Robert Shearer, who joined Merrill Lynch Investment Managers in 1997, is Senior Portfolio Manager of Merrill Lynch Natural Resources Trust. Mr. Shearer received a bachelor’s degree from the University of Wisconsin-Madison and a master’s degree from The American Graduate School of International Management. He also earned an MBA from the University of Wisconsin Graduate School of Business.

Robert Sneeden

Employed by Merrill Lynch Investment Manager since 1994 as an Assistant Vice President and Portfolio Manager, Mr. Sneeden was promoted to Vice President in 1998. and promoted to Director in 2005. Currently responsible for managing the Florida Municipal Bond Fund, Inc., the MuniHoldings Florida Insured Fund Inc., the MuniYield Florida Insured Fund, Inc., and the MuniYield Florida Fund, Inc.

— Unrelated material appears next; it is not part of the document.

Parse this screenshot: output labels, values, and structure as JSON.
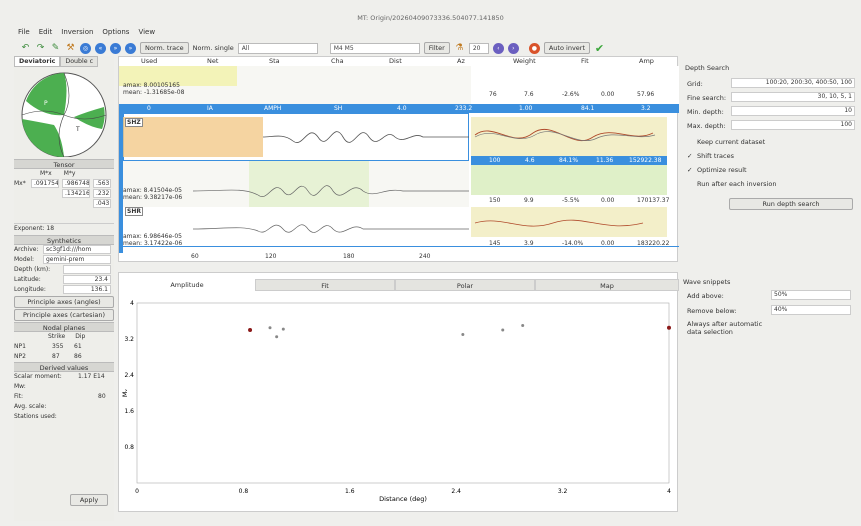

Industry experience totals 25 years including VicePresident at Lehman Brothers from 1990 – 1994. Mr. Sneeden graduated with a BA in History from Marist College, Poughkeepsie, New York in 1975.

Dennis Stattman

Dennis Stattman, who joined Merrill Lynch Investment Managers in 1989, is Senior Portfolio Manager of Merrill Lynch Global Allocation Fund. Mr. Stattman received a bachelor’s degree from the University of Virginia and an MBA from the University of Chicago and is a CFA® charterholder.

Mr. Stattman’s investment team includes Associate Portfolio Manager Dan Chamby and Analysts Karen Morely Wescott, James Wei, Catharine Brady Rauscher and Lisa O’Donnell. Mr. Chamby holds a bachelor’s degree from Duquesne University and an MBA from The Wharton School of the University of Pennsylvania and is a CFA charterholder. Ms. Westcott received an MBA from Boston College and is a CFA charterholder. Mr. Wei received a bachelor’s degree from the California Institute of Technology and a master’s degree and an MBA from the University of Chicago and is a CFA charterholder. Ms. Rauscher earned a bachelor’s degree from The Pennsylvania State University and an MBA from St. Joseph’s University and is a CFA charterholder. Ms. O’Donnell received a bachelor’s degree from The College of William and Mary and a Juris Doctorate from Rutgers University School of Law.